Afortunadamente, tan devaluadas
imágenes no se presentan en funcionarios bien nacidos o en personas
equilibradas; esto es, en personalidades que se desempeñan con grandeza de
espíritu, sin arrogancia, sin altanerías, sin megalomanía propia de la
adolescencia, sin vanidad y sin la expresión del desprecio hacia sus
subordinados o simples compañeros de trabajo. Estas son las personas a las que
no marea el poder ni la autoridad que, por ministerio de ley, o por voluntad
del de más arriba, deben ejercer. Estos elementos saben, perfecta y claramente
que el poder es temporal y transitorio y que, por lo tanto, debe conservarse la
sensatez y la seriedad, desplazándose con la plena conciencia de que no hay
nada mejor que tener la necesaria sensibilidad para cada época y para cada
momento. Esta clase de varones sabe comprender que si bien la autoridad
equivale a poder y a potestad susceptible de imponerse, sabe, análogamente, que
la fuerza debe aplicarse de manera racional y no con la común arbitrariedad de
quienes se sienten avalados por el imperio de una función pública.

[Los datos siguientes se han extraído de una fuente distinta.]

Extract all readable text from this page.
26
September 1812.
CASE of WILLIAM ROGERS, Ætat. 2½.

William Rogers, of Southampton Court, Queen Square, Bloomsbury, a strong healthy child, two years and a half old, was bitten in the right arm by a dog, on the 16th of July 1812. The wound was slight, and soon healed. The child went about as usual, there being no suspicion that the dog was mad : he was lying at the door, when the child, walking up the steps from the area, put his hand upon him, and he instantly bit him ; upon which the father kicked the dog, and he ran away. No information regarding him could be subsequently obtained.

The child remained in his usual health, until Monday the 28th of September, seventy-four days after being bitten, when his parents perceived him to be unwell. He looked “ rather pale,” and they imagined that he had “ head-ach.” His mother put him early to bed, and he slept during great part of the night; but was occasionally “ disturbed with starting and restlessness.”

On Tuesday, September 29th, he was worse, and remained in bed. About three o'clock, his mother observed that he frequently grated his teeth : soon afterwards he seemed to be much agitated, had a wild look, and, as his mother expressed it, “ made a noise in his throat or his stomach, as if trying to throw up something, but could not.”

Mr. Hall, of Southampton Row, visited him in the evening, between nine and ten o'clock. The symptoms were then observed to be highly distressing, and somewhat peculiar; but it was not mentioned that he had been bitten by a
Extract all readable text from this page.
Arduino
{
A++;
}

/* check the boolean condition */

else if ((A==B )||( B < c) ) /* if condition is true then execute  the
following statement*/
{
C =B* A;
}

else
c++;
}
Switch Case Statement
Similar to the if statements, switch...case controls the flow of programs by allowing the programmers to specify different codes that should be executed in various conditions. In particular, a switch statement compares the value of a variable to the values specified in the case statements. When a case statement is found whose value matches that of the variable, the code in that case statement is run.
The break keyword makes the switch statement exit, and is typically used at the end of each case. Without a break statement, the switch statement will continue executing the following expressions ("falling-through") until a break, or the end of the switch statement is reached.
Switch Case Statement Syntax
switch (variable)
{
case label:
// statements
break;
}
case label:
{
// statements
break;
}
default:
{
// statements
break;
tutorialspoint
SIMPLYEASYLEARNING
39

Estas consideraciones permiten,
cuando se pasa revista a los hombres del gobierno, el darnos cuenta de las
excelencias o de las mediocridades que exhiben a través de sus acciones. De ahí
que sea curioso observar cómo todos los funcionarios que en verdad valen, son
de maneras cordiales y sencillas, pues la grandeza y la modestia se presentan
tan unidas, como unidos han estado, siempre el pensamiento y la palabra, y el
relámpago y el trueno.
Lástima que la magnitud de los
hombres sencillos y humildes sea tan escasa, tan rara, y tan insólita, que hoy,
como en los años del brillante poeta latino Publio Ovidio, también podríamos
decir: simplicidad, cosa rarísima en nuestro tiempo. Y sólo para apostillar el
contenido de este análisis,
traigo a colación el comentario de una conocida persona en relación a ciertos
nombramientos en el gobierno. Decía casi lastimeramente, desde que mi amigo fue
nombrado en un alto puesto, ya no me visita, y cuando lo busco en su casa para
saludarlo y a la vez felicitarlo, no sé si se niega a recibirme, o en verdad no
se encuentra; pero como quiera que esto sea, lo verdadero es que su amistad
para mi cambió por completo. Más lo que no sabe el decepcionado confesante, es
que la amistad del nuevo y flamante servidor público no era auténtica, puesto
que los afectos sinceros no se eclipsan con los aires del triunfo ni se empañan
con el paso del tiempo. Por otra parte, cuando la gente de nuestro pueblo al
señalar a alguien con la puntillosa frase ya se le subió, diríase más bien que
al tipo de marras, desde tiempo atrás ya se le había subido, y lo único que le
faltaba era la oportunidad de demostrarlo.